The Government says it wants the Electric Picnic to go ahead, but the matter is up to Laois County Council. The council says it would be open to letting the event go ahead, but the Government must change the law first. The truth is that neither of them probably want the event to go ahead.
The Government is under huge political pressure to allow hospitality events to go ahead. But, ever since last Christmas, it has been cowering in fear of a new Covid surge, and, worse even than that, taking the blame for one. Even though NPHET’s summer predictions of utter doom befalling the country thanks the Delta variant have not come to pass, the electric picnic is scheduled at a time when Government nervousness will be at its peak: Back-to-School time.
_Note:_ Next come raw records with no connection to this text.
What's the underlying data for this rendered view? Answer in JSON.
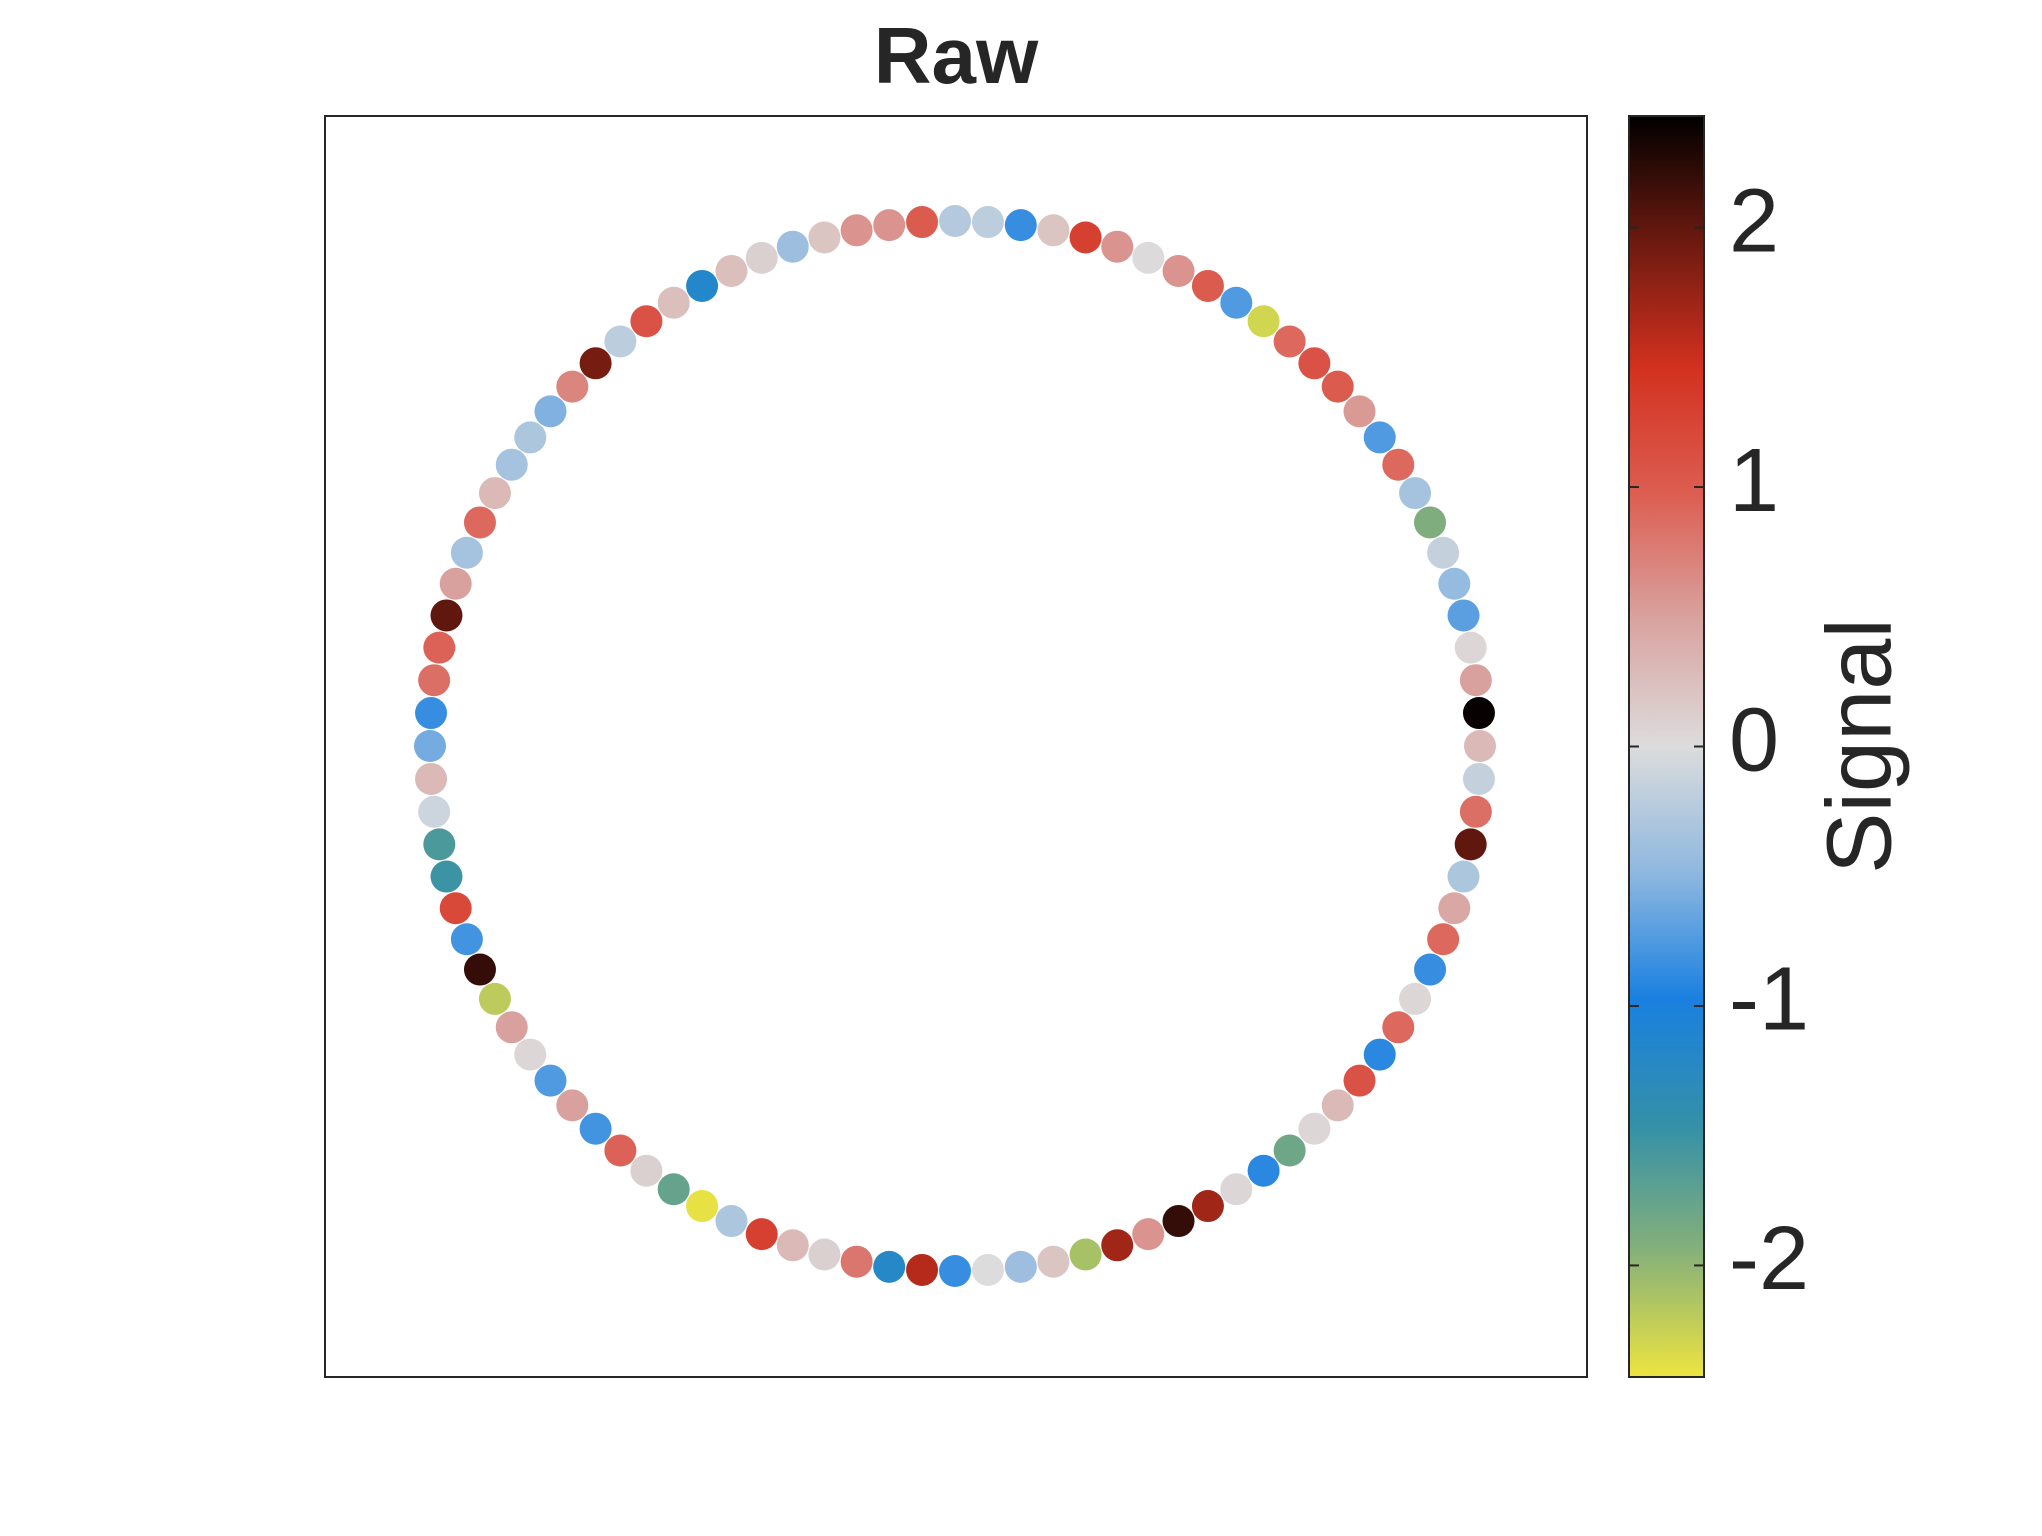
{
  "chart_data": {
    "type": "ring",
    "title": "Raw",
    "colorbar_label": "Signal",
    "clim": [
      -2.43,
      2.43
    ],
    "cticks": [
      -2,
      -1,
      0,
      1,
      2
    ],
    "colormap": [
      "#ede440",
      "#86b07a",
      "#3490a8",
      "#1a80e0",
      "#8fb8e0",
      "#dcdcdc",
      "#d9a3a0",
      "#dc5e52",
      "#d3311f",
      "#6d1a10",
      "#000000"
    ],
    "values": [
      0.3,
      2.4,
      0.5,
      0.05,
      -0.7,
      -0.45,
      -0.15,
      -1.9,
      -0.35,
      0.9,
      -0.75,
      0.55,
      1.0,
      1.1,
      0.9,
      -2.3,
      -0.75,
      1.0,
      0.6,
      0.02,
      0.6,
      1.3,
      0.2,
      -0.85,
      -0.2,
      -0.25,
      1.0,
      0.6,
      0.6,
      0.2,
      -0.4,
      0.1,
      0.25,
      -1.15,
      0.25,
      1.1,
      -0.2,
      1.9,
      0.7,
      -0.55,
      -0.3,
      -0.35,
      0.3,
      0.9,
      -0.35,
      0.5,
      2.0,
      0.95,
      0.85,
      -0.85,
      -0.6,
      0.3,
      -0.1,
      -1.6,
      -1.5,
      1.2,
      -0.8,
      2.2,
      -2.2,
      0.5,
      0.05,
      -0.75,
      0.5,
      -0.8,
      0.95,
      0.1,
      -1.75,
      -2.4,
      -0.3,
      1.3,
      0.3,
      0.1,
      0.8,
      -1.2,
      1.6,
      -0.85,
      0.0,
      -0.4,
      0.2,
      -2.1,
      1.7,
      0.6,
      2.2,
      1.7,
      0.05,
      -0.9,
      -1.8,
      0.05,
      0.3,
      1.1,
      -0.9,
      0.9,
      0.05,
      -0.85,
      0.9,
      0.45,
      -0.3,
      2.0,
      0.85,
      -0.15
    ]
  }
}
The recent outbreak of 5,000 cases of Covid on foot of a concert in Cornwall, for example, will be at the front of their minds. Nobody will mention the fact that not one of those 5,000 cases resulted in a hospitalisation. Covid, says NPHET, is presently a disease of the young, healthy, and unvaccinated: In other words, a disease without danger to the overwhelming majority of people currently getting it. But, of course, that is not how the public see it. A surge in cases – not deaths or hospitalisations – is still enough to send a shudder through the public imagination, and embolden the voices claiming that the Government “opened up too quickly”, who are still out there, just waiting on the call from Claire Byrne.
Laois Council, incidentally, is probably perfectly content with this state of affairs as well. The Electric Picnic might bring jobs and trade to Stradbally and the surrounding areas, but that does not mean it is popular with locals. Add to that the fear that the festival will bring dirty, disease infested Dubliners down to Laois to spread the plague, and the council is probably all too content to stand in the way of approval, and delighted to be able to blame the Government.
So, this situation suits both council, and Government, just fine.
And, depressingly, it sums up the reasons why Ireland is still, absurdly, so far behind the rest of the world when it comes to easing restrictions. We might complain about it, and make the case for liberty (as we do, daily, on these pages), but the truth is that the situation in Ireland as it stands is exactly how a significant proportion of the people want it to be.
Make no mistake, if the political will existed to allow the Electric Picnic to proceed, proceed it would. That will does not exist, and it does not exist because the politicians are afraid of their voters.
Most of the blame for this state of affairs must fall on the media, which insists on perpetually highlighting bad Covid news stories, and giving scant attention, if any at all, to the massively reduced death rate.
A lot of blame, though, must fall on the public themselves. We have proved ourselves, in this pandemic, to be an insular people in more senses than just the literal. There has been very little public interest in what has happened elsewhere in the world. Even if you believe sincerely that the liberties that Irish people have given up were worth sacrificing to “stop the spread”, the ease and comfort with which we gave them up remains remarkable. Denied the right to go to mass, or to leave the country, or to go to the cinema, or to go to a concert, the public have, in almost all cases, happily acquiesced. Those few who have not acquiesced have been widely scorned – and not just by the media, but by their fellow citizens – as headcases.
The danger here was always that these freedoms, once given away, would come to be seen as completely unimportant. After all, what does your right to go to the Electric Picnic matter to me? Why should we care if you cannot go to the cinema? Once we, the public, are safe in our homes, with a nice dinner and Fair City on the television, what else matters?
That’s the thinking. It is the dominant strain of thought in Ireland. It is all well and good to blame the politicians (and we do, when they deserve it), but if Irish people are losing their rights, it is because the vast, overwhelming majority of us were happy to give them away, and are not that bothered about ever getting them back.
It’s not especially hard to see why the Kings of England found no great difficulty in keeping hold of Ireland for 800 years. The truth, for those 800 years is exactly the same as the truth today: The big majority of people were happy enough with it.